In den nächsten Jahren fühlten sich die Kinder als Teile
einer großen Bewegung. Dann und wann kamen allerdings Fragen auf.
Eines Abends erklärten mehrere der Gruppe, es wäre ja alles sehr
schön, nur die Sache mit den Juden wäre ihnen unverständlich.
Ein Älterer antwortete: "Hitler weiß schon, was er tut. Um der
großen Sache willen muß man manches Schwere und Unverständliche
akzeptieren. Obgleich viele mit der Antwort nicht zufrieden
waren, hatten die meisten die Sache am nächsten Tage wieder
vergessen. Hans Scholl aber dachte weiter darüber nach. Auch kam
dazu, daß er eine Erfahrung machte, die ihn sehr persönlich traf.
Schon lange hatte er Volkslieder gesammelt, dänische und
norwegische, englische und französische, die seine Freunde gern
hörten, wenn er sie zur Gitarre sang. Als ein Hitlerjugendführer
das Singen hörte, erklärte er: "Solche Lieder sind verboten. Es
gibt genug deutsche Lieder." Hans Scholl legte die Gitarre weg,
ging nach Hause, legte sich aufs Bett und konnte stundenlang
nicht einschlafen.
Im Jahre 1936 wurde Hans Scholl auserwählt, das Banner
seiner Gruppe beim Parteitag in Nürnberg zu tragen. Seine Freunde
und Bekannte gratulierten. Mit großer Begeisterung fuhr er nach Nürnberg.
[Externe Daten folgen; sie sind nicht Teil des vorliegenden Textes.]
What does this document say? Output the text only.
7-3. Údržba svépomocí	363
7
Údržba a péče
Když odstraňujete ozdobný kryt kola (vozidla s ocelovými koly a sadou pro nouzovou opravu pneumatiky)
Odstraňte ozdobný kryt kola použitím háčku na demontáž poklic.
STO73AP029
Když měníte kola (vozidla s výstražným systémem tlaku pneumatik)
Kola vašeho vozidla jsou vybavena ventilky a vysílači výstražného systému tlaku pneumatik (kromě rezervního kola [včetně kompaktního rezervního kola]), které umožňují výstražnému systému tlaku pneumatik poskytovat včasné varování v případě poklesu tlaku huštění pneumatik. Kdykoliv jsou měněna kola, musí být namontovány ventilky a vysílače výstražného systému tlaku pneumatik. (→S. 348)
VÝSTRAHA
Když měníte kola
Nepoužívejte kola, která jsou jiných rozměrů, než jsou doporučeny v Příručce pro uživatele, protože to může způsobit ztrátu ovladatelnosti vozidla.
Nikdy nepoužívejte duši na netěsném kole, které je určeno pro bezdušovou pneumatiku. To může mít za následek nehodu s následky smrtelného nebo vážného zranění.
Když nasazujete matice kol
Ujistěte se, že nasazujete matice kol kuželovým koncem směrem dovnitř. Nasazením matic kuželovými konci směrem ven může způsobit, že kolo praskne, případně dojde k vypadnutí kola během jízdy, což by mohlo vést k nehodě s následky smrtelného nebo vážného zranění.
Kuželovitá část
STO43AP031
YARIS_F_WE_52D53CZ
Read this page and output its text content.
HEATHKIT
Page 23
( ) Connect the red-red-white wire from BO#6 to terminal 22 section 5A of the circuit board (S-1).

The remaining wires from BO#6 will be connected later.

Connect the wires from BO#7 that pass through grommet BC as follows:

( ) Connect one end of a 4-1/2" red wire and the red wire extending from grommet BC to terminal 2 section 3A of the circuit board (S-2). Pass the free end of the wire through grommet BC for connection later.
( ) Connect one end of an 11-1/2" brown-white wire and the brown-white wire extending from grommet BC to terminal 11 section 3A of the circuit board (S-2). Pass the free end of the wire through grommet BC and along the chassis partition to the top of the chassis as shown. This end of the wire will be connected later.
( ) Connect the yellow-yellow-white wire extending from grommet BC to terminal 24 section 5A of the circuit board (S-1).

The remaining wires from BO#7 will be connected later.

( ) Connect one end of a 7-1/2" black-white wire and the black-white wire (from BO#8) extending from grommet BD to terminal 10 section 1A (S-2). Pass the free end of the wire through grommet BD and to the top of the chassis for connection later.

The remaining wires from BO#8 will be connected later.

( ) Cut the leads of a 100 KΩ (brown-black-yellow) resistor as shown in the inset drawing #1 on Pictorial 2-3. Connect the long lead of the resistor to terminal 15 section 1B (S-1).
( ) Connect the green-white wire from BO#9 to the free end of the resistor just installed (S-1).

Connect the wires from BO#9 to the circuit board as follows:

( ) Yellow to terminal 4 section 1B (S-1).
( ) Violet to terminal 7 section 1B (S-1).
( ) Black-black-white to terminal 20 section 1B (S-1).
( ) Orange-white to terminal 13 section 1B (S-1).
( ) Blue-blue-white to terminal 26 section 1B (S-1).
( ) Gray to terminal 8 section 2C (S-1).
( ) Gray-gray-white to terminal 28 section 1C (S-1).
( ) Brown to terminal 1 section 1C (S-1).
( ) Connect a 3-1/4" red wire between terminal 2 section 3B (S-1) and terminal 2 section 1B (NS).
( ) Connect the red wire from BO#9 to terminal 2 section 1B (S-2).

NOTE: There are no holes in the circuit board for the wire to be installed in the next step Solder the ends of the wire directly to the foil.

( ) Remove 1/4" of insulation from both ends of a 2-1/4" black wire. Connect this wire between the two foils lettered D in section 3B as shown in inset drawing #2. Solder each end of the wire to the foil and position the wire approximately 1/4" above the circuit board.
Die
Geschwister warteten gespannt auf den Bericht über
die großen Ereignisse. Als er zurückkam, war zunächst wenig aus
ihm herauszubringen. Erst mit der Zeit erfuhr man, daß die
Wirklichkeit ganz anders aussah als das Ideal. In Nürnberg hatten
die Führer tagaus tagein von Treue geredet, aber zu sehen war
nichts als Drill und Uniform.
Einige Wochen später kam er mit einem neuen Verbot nach
Hause. Ein höherer Nazi hatte ihm ein Buch von Stefan Zweig aus
der Hand genommen mit der Erklärung, daß es verboten sei. Warum?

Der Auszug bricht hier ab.